Save the Model State
nn.saveModel('trainedModel.json');
This saves the model's current state to trainedModel.json.
Load the Model State
nn.loadModel('trainedModel.json');
This loads the model from the file and restores its configuration and weights, allowing you to resume training or make predictions.
Training Options (Defaults)
Here’s a summary of all the configurable options during training:
epochs (required): Number of iterations to train the network.
batchSize (default: 1): Number of training samples per batch.
shuffle (default: false): Shuffle the training data at the start of each epoch.
earlyStopping (default: false): Stop training early if validation loss doesn’t improve after a set number of epochs.

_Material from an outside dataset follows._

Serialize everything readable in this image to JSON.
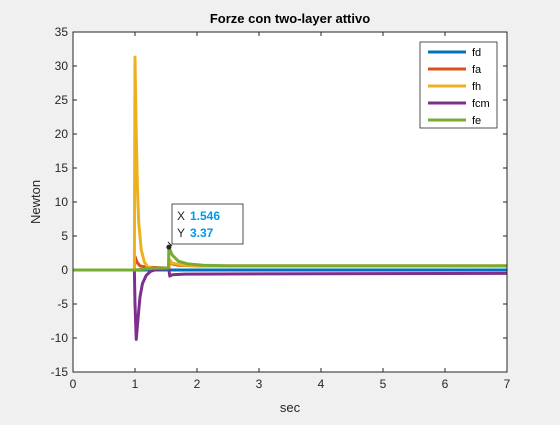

patience (default: 5): Number of epochs to wait before stopping early.
validationData (default: null): Data used to validate the model during training.
lossType (default: "mse"): The loss function to use. Options are "mse", "mae", or "crossentropy".
l2Lambda (default: 0.01): Strength of L2 regularization to avoid overfitting.
callback (default: null): A function to handle events during training.
License
This project is licensed under the MIT License.